Glenn Hussey, Information Technology
I love teaching students the ins and outs of Information Technology.
After serving in the Air Force for 20 years, I became an IT consultant and worked as an instructor at a college in New Hampshire. I have a bachelor’s degree in IT from the University of Maryland and I’m now working toward my master’s.
I’ve always loved training people, and when the time came I jumped at the chance to work here full-time. Information Technology is for people who enjoy problem-solving and continuous learning.
This field is very broad with many different disciplines, whether you want to become a system, database or network administrator, a network engineer or an IT architect. It’s very rewarding watching future IT people develop.
Tom Joyce, Criminal Justice
Before becoming a full-time professor at SMCC, I spent 25 years with the Portland Police Department.
I graduated from SMCC in 1977 before being hired by the Portland Police Department, where I worked as a crime scene technician, a patrol sergeant and a detective sergeant. Now I’m chairman of the Criminal Justice Department.
My favorite part of teaching is to convey my knowledge to students so they can go on to successful careers in law enforcement, corrections, private security and other fields in the criminal justice system. We aren’t just training people to be police officers; we’re giving you the skills and knowledge to springboard wherever you want to go.
Kevin Kimball, Science
Students know me for my trebuchet, a type of catapult used during the Middle Ages that I utilize to teach students about the laws of motion, ballistics, calculating trajectories and making scientific predictions.
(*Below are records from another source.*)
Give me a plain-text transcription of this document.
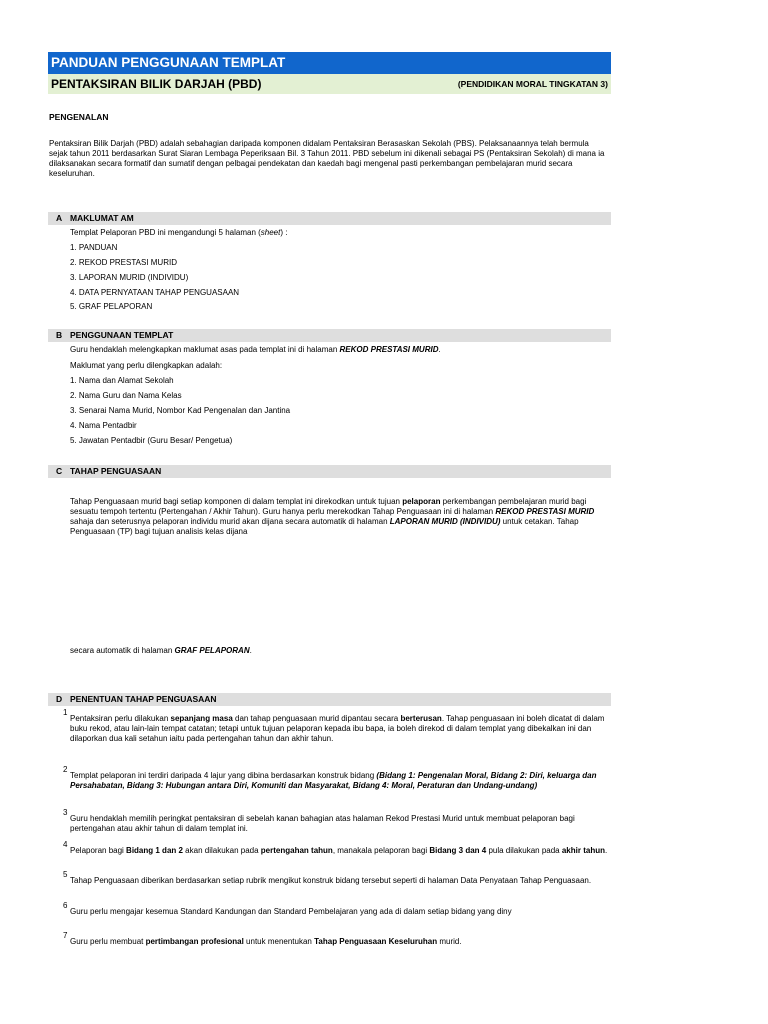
PANDUAN PENGGUNAAN TEMPLAT
PENTAKSIRAN BILIK DARJAH (PBD)	(PENDIDIKAN MORAL TINGKATAN 3)
PENGENALAN
Pentaksiran Bilik Darjah (PBD) adalah sebahagian daripada komponen didalam Pentaksiran Berasaskan Sekolah (PBS). Pelaksanaannya telah bermula sejak tahun 2011 berdasarkan Surat Siaran Lembaga Peperiksaan Bil. 3 Tahun 2011. PBD sebelum ini dikenali sebagai PS (Pentaksiran Sekolah) di mana ia dilaksanakan secara formatif dan sumatif dengan pelbagai pendekatan dan kaedah bagi mengenal pasti perkembangan pembelajaran murid secara keseluruhan.
A MAKLUMAT AM
Templat Pelaporan PBD ini mengandungi 5 halaman (sheet) :
1. PANDUAN
2. REKOD PRESTASI MURID
3. LAPORAN MURID (INDIVIDU)
4. DATA PERNYATAAN TAHAP PENGUASAAN
5. GRAF PELAPORAN
B PENGGUNAAN TEMPLAT
Guru hendaklah melengkapkan maklumat asas pada templat ini di halaman REKOD PRESTASI MURID.
Maklumat yang perlu dilengkapkan adalah:
1. Nama dan Alamat Sekolah
2. Nama Guru dan Nama Kelas
3. Senarai Nama Murid, Nombor Kad Pengenalan dan Jantina
4. Nama Pentadbir
5. Jawatan Pentadbir (Guru Besar/ Pengetua)
C TAHAP PENGUASAAN
Tahap Penguasaan murid bagi setiap komponen di dalam templat ini direkodkan untuk tujuan pelaporan perkembangan pembelajaran murid bagi sesuatu tempoh tertentu (Pertengahan / Akhir Tahun). Guru hanya perlu merekodkan Tahap Penguasaan ini di halaman REKOD PRESTASI MURID sahaja dan seterusnya pelaporan individu murid akan dijana secara automatik di halaman LAPORAN MURID (INDIVIDU) untuk cetakan. Tahap Penguasaan (TP) bagi tujuan analisis kelas dijana
secara automatik di halaman GRAF PELAPORAN.
D PENENTUAN TAHAP PENGUASAAN
1
Pentaksiran perlu dilakukan sepanjang masa dan tahap penguasaan murid dipantau secara berterusan. Tahap penguasaan ini boleh dicatat di dalam buku rekod, atau lain-lain tempat catatan; tetapi untuk tujuan pelaporan kepada ibu bapa, ia boleh direkod di dalam templat yang dibekalkan ini dan dilaporkan dua kali setahun iaitu pada pertengahan tahun dan akhir tahun.
2
Templat pelaporan ini terdiri daripada 4 lajur yang dibina berdasarkan konstruk bidang (Bidang 1: Pengenalan Moral, Bidang 2: Diri, keluarga dan Persahabatan, Bidang 3: Hubungan antara Diri, Komuniti dan Masyarakat, Bidang 4: Moral, Peraturan dan Undang-undang)
3
Guru hendaklah memilih peringkat pentaksiran di sebelah kanan bahagian atas halaman Rekod Prestasi Murid untuk membuat pelaporan bagi pertengahan atau akhir tahun di dalam templat ini.
4
Pelaporan bagi Bidang 1 dan 2 akan dilakukan pada pertengahan tahun, manakala pelaporan bagi Bidang 3 dan 4 pula dilakukan pada akhir tahun.
5
Tahap Penguasaan diberikan berdasarkan setiap rubrik mengikut konstruk bidang tersebut seperti di halaman Data Penyataan Tahap Penguasaan.
6
Guru perlu mengajar kesemua Standard Kandungan dan Standard Pembelajaran yang ada di dalam setiap bidang yang diny
7
Guru perlu membuat pertimbangan profesional untuk menentukan Tahap Penguasaan Keseluruhan murid.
I teach Physics and Astronomy, and as a Navy veteran I like to engage students “Navy style” and make sure they thoroughly understand what I’m teaching.
I’m going to make sure students know the arithmetic and that they know the language. Once we establish that, we can do anything.
Maureen LaSalle, Hospitality Management
I want students to see the world as their oyster and how many great opportunities there are in the hospitality field. I’m here to teach students what service really means in this industry and prepare them with the valuable skills employers are looking for.
The hospitality and food industry is huge in Maine, providing our students with numerous prospects for bright careers. I love the energy that students have and how they’re at a stage in their lives where they’re trying to figure out what they want to do.
Before coming to SMCC as chair of the Hospitality Management and Culinary Arts programs, I worked at St. Joseph’s College, where I was director of the Alfond Center, events and wellness, as well as an adjunct professor. I’ve also taught at Johnson & Wales University and York County Community College, and I once was the innkeeper at Kennebunkport’s award-winning White Barn Inn.